O principal requisito, no entanto, é a imparcialidade no julgamento, por isso, o jurado não pode ter qualquer relação com alguma das pessoas envolvidas no caso que ele vai julgar. Em julho deste ano, o julgamento de dois acusados de participação na morte do estudante Bruno Strobel Coelho Santosfoi suspenso porque foi descoberto que uma das juradas era irmã de um advogado que defendeu um dos réus no início do processo. Depois disso, o júri ainda acabou adiado mais uma vez e remarcado para a sexta-feira (27).

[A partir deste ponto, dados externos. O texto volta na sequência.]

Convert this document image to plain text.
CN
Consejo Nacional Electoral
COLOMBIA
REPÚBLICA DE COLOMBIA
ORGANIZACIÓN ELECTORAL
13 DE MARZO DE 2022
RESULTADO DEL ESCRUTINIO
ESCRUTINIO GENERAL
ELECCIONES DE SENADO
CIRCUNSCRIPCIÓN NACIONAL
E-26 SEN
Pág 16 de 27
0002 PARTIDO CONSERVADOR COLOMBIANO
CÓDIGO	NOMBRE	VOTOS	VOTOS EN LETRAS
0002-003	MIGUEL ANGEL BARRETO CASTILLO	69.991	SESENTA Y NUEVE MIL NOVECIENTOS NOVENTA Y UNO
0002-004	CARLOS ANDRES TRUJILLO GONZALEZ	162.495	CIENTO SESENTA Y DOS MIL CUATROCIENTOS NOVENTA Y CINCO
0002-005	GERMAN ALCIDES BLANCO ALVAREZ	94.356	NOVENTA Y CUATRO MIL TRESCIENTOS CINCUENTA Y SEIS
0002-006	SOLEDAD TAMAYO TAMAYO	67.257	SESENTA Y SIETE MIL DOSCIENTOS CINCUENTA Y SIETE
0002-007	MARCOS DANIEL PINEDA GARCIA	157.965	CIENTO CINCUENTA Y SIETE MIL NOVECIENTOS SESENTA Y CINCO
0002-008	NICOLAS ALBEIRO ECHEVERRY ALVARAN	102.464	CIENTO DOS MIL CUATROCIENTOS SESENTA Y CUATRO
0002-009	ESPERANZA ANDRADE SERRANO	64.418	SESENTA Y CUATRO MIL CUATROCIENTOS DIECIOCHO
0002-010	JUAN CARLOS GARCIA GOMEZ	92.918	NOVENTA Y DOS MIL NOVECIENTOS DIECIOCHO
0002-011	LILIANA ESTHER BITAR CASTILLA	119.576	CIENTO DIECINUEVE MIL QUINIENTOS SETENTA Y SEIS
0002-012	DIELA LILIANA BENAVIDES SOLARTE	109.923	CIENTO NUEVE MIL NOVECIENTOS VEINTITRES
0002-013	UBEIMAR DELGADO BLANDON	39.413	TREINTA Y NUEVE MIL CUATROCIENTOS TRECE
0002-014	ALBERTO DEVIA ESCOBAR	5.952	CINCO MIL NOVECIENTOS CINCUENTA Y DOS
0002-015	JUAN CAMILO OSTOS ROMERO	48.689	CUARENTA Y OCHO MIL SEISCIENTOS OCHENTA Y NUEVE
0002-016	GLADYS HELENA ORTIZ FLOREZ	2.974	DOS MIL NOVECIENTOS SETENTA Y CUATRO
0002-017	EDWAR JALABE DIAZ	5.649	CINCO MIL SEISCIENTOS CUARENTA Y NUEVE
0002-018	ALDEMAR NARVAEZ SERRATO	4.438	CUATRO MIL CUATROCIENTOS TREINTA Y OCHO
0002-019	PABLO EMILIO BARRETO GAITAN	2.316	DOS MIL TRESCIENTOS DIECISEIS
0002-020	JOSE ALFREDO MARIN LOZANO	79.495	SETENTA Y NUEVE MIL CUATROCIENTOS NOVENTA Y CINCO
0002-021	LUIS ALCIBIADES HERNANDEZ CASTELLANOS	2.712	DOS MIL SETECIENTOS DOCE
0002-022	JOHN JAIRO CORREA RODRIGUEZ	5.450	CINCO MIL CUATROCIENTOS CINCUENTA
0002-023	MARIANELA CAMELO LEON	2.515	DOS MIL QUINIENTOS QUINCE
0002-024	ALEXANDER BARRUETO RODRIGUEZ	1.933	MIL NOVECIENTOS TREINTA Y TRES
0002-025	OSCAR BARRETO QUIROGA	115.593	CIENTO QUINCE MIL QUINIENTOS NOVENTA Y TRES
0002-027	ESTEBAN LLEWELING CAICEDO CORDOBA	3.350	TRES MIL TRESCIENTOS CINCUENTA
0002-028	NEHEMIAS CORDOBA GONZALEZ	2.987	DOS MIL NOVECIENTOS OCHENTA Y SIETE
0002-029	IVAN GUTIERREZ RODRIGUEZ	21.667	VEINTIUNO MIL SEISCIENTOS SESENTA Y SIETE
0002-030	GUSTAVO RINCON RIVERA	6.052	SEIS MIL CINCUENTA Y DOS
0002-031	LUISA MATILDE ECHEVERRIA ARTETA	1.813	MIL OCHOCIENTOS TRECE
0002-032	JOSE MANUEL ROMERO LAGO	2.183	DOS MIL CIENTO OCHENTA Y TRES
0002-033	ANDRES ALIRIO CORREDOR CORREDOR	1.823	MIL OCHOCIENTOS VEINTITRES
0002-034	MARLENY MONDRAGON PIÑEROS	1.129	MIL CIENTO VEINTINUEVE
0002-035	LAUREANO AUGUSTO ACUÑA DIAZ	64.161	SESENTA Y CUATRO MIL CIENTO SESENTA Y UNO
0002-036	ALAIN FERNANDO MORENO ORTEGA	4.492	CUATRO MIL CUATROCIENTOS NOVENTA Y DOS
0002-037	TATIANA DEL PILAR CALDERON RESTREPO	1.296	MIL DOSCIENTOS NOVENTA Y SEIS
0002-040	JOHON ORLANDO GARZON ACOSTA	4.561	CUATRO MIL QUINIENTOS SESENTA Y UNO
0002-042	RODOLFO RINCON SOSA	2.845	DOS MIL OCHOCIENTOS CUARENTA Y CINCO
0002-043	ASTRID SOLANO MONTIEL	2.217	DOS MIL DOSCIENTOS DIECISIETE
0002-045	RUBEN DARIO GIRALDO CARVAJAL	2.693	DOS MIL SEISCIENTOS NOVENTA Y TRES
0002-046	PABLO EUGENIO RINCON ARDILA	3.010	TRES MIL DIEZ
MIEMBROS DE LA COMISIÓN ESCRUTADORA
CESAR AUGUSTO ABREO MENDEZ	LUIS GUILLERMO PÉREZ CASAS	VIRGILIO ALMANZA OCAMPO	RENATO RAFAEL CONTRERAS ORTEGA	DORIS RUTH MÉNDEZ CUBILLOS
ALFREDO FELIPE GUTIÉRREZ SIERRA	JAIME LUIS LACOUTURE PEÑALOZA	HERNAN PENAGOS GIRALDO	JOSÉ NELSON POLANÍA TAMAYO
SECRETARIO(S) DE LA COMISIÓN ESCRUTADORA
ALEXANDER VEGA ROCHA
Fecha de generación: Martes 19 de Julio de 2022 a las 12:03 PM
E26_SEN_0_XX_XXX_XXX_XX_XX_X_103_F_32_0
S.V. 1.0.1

Durante os trabalhos, os integrantes do conselho de sentença devem ficar incomunicáveis. Acompanhados de oficiais de justiça, eles podem conversar sobre assuntos banais, mas não é permitido falar sobre o caso julgado. Em júris que duram mais de um dia, os jurados geralmente são levados para um hotel em uma espécie de isolamento.

O cumprimento das obrigações também resulta em benefícios para os jurados, já que o seu trabalho é considerado serviço público relevante. Os cidadãos que exercerem a função ganham o direito de preferência (em caso de empate) em concorrências públicas, como concursos e licitações, asseguram cela especial em caso de prisão e não podem ter nenhum desconto no salário em razão dos dias em que tiveram que comparecer ao júri.

Responsabilidade

Por envolverem crimes intencionais contra a vida, como os assassinatos, os júris populares costumam atrair a atenção de advogados, mas também da opinião pública, principalmente em casos de grande repercussão. Um exemplo pôde ser visto em março deste ano no julgamento de Alexandre Nardoni e Anna Carolina Jatobá, acusados pela morte de Isabella Nardoni, de 5 anos. Dezenas de curiosos se aglomeraram em frente ao Fórum de Santana, em São Paulo, durante cinco dias e a fila de espera por senhas para acompanhar o júri foi grande.

"A responsabilidade do jurado é enorme. Chega a dar medo porque você está julgando a vida de uma pessoa naquele momento", relata Vanessa. No entanto, ela ressalta que o trabalho e a escolha por condenação ou absolvição é baseado nas provas apresentadas. "A promotoria e a defesa dão todas as informações. Isso nos deixa mais tranquilos", diz.

Bretas não vê problema na decisão ser proferida por pessoas que não são especialistas na área. "Tenho percebido que o jurado leva a sério aquilo que faz. Eventualmente, ele pode até errar, mas faz isso querendo acertar. É a justiça que ele avaliou ser correta no momento", afirma.